The Supreme Court under Judge Alexandre de Moraes had frozen Starlink’s accounts in order to be able to settle possible fines from X, which also belongs to Musk.
“Despite the illegal treatment and the blocking of our assets, we are complying with the order to block access to X in Brazil,” Starlink, which has over 200,000 customers in Latin America, wrote on X. On Monday, the Brazilian telecoms regulator Anatel had declared that Starlink would not comply with the order.
However, a representative of Anatel told Reuters on Tuesday that Starlink had backtracked and was now blocking access to X. The authority confirmed that the process had already begun.
X suspended in Brazil since last week
X has been blocked in Brazil since last week after Judge Moraes ordered all telecommunications providers to shut down the platform as X had no legal representative in the country. This decision was later confirmed by a panel of the Supreme Court.
Starlink announced in its post that it had taken legal action to challenge the “gross illegality” of the ruling that froze the company’s accounts. At the same time, it is still trying to exhaust all legal means, as the judge’s recent orders would violate the Brazilian constitution.
Starlink missed the deadline to lodge a new appeal against the account blocking, according to a court document from Tuesday.

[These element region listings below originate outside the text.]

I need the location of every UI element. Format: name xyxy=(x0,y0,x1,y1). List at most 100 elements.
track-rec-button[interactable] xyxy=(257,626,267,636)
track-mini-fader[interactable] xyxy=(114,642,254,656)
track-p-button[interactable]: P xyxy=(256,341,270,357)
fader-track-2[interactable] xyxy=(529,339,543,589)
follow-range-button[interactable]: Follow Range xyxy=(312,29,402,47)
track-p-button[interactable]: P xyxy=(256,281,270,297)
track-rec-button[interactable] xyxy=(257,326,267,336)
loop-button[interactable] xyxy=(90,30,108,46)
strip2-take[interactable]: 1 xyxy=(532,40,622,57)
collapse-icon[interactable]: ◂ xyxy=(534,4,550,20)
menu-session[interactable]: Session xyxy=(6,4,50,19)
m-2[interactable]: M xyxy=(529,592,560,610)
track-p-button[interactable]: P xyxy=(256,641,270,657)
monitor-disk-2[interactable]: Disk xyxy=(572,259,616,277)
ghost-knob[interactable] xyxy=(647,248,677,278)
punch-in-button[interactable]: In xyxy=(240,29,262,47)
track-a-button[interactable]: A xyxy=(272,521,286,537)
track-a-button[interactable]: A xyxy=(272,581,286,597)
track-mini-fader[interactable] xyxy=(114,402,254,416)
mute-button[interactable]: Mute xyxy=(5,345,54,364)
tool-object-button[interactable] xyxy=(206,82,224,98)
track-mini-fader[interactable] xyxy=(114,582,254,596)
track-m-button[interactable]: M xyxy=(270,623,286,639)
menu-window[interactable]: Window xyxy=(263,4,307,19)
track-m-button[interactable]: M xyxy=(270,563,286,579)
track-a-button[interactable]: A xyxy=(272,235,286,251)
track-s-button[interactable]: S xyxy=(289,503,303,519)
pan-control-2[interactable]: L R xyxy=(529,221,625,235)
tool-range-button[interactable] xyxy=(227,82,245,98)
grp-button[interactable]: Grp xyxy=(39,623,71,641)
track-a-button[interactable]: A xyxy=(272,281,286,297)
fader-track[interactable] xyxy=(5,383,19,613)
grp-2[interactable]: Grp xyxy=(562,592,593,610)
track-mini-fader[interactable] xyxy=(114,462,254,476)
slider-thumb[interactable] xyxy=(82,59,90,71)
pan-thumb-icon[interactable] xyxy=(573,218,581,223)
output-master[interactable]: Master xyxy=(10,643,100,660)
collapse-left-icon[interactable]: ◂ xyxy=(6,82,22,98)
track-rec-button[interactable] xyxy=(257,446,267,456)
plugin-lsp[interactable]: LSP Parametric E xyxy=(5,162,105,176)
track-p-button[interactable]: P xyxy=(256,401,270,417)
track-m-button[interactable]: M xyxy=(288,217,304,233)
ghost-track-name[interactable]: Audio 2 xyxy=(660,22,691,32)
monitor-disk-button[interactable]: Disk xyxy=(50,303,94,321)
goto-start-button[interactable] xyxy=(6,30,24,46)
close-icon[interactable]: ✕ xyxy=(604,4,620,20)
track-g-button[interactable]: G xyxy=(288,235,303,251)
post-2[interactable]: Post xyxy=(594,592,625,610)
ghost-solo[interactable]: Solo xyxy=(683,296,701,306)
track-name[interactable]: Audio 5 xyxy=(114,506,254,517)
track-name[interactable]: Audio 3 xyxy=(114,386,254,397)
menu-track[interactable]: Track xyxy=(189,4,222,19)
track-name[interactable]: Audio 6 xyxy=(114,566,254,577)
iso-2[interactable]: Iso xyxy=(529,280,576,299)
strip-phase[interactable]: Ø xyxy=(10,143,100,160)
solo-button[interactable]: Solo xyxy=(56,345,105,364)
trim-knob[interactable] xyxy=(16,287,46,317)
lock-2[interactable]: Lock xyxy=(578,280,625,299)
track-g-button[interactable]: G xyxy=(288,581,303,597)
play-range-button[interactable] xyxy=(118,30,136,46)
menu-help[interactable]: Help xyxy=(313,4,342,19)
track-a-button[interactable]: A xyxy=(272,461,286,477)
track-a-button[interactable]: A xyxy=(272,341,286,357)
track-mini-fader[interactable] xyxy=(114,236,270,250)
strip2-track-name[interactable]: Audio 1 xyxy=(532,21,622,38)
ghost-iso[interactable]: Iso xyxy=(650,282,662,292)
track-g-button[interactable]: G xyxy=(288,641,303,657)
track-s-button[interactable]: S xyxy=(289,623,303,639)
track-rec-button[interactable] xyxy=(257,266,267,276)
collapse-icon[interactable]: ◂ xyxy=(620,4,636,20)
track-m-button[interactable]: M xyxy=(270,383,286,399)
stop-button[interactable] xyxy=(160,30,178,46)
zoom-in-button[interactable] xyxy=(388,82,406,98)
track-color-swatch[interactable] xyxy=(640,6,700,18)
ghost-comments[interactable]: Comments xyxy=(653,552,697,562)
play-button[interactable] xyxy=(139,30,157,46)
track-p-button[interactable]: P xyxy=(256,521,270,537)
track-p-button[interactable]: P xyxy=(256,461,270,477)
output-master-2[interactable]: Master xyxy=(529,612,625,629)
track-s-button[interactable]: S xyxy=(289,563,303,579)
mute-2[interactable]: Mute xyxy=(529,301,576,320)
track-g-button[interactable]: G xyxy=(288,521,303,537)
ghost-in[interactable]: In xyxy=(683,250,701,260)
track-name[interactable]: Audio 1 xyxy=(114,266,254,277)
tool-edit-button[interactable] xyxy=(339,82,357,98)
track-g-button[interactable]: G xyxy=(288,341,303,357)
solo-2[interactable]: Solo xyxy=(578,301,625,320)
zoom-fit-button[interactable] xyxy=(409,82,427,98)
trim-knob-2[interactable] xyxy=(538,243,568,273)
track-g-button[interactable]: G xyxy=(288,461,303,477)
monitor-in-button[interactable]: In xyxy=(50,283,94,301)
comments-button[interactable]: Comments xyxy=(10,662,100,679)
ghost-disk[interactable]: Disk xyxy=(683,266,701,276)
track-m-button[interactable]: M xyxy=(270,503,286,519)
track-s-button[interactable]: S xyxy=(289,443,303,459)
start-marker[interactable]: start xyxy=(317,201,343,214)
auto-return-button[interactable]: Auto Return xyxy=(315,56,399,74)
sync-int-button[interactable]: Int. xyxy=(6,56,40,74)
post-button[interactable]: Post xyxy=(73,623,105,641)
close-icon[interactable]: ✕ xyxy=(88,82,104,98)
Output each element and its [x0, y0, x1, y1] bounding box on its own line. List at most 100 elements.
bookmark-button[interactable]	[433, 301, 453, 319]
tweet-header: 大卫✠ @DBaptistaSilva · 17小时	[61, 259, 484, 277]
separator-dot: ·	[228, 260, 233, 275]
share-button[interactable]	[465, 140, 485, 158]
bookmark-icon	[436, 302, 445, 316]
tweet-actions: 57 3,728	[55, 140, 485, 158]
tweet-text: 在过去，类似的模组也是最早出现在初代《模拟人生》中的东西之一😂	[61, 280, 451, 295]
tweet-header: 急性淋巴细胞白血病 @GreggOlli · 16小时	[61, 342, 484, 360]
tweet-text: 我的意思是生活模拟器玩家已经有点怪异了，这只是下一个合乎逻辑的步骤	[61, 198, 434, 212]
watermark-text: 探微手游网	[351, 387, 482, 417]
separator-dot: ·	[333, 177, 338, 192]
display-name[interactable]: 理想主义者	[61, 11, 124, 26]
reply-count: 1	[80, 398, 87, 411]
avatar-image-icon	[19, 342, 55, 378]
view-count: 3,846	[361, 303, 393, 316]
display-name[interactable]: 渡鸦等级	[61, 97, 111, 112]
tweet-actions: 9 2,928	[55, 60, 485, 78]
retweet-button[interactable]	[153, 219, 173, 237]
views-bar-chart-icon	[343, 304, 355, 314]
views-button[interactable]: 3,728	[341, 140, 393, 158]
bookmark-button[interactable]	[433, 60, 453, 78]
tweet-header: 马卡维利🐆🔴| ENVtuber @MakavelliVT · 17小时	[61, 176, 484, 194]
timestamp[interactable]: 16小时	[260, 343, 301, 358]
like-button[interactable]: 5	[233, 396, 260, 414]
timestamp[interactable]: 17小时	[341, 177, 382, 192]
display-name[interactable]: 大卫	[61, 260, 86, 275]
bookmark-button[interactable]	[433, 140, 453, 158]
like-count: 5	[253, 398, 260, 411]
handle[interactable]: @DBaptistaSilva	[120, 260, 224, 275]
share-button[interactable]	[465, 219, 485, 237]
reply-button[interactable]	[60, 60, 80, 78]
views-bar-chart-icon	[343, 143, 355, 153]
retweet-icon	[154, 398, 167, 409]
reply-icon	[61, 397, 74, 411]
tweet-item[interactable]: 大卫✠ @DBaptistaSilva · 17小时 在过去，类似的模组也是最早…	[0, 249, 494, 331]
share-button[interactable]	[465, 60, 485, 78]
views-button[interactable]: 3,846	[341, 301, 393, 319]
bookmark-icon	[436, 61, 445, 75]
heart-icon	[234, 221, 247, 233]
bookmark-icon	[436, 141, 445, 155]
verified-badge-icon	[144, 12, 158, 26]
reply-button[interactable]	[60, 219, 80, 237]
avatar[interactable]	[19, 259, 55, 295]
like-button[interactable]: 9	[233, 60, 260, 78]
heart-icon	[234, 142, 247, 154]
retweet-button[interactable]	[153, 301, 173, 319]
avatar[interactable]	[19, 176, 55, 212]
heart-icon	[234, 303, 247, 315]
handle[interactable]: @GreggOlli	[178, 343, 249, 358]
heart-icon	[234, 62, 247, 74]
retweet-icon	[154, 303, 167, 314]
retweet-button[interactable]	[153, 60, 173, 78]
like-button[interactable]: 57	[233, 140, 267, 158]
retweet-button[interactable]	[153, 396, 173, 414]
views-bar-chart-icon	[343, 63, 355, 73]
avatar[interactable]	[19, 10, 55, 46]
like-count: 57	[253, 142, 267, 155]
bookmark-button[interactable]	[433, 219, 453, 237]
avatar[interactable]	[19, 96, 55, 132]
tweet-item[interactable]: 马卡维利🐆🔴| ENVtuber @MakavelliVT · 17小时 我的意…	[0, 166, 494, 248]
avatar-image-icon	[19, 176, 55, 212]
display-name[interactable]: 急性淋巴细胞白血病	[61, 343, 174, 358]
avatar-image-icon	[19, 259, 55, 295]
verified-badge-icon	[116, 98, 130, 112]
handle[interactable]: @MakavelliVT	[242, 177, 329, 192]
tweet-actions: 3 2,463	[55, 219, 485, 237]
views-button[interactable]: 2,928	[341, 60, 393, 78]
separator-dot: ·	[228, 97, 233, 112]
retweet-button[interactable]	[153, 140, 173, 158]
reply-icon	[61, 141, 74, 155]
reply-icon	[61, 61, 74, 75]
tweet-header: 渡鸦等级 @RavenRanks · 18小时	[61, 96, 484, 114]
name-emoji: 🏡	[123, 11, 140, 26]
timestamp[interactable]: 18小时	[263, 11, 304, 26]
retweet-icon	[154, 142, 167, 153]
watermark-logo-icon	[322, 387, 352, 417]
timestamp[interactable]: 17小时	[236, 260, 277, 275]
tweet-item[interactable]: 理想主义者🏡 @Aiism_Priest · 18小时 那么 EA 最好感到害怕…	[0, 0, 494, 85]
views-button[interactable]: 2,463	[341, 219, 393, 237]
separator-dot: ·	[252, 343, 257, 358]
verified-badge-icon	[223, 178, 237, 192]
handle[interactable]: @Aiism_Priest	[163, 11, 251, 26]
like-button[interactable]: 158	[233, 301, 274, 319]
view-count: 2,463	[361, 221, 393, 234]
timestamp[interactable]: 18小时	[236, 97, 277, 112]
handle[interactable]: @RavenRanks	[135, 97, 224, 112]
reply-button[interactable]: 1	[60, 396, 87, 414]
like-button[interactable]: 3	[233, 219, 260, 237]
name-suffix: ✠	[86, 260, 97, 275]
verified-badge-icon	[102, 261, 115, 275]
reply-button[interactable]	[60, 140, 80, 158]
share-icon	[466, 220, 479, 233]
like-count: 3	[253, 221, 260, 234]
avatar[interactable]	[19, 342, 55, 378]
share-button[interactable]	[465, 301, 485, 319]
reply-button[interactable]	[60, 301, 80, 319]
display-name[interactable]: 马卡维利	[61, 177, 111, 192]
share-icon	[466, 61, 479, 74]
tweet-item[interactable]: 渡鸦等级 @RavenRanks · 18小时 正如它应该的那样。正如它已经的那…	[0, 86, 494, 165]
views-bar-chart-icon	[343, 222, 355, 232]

It is unclear what further legal steps the company will take.
Dispute over accusations of censorship
The conflict over X began earlier this year when Judge Moraes ordered certain accounts suspected of spreading fake news and hate messages to be blocked. Musk criticized this as censorship and closed X’s offices in Brazil in mid-August, but the platform remained accessible – until the most recent blocking by Moraes.
Some users in Brazil are currently still circumventing the block by using VPNs and other means.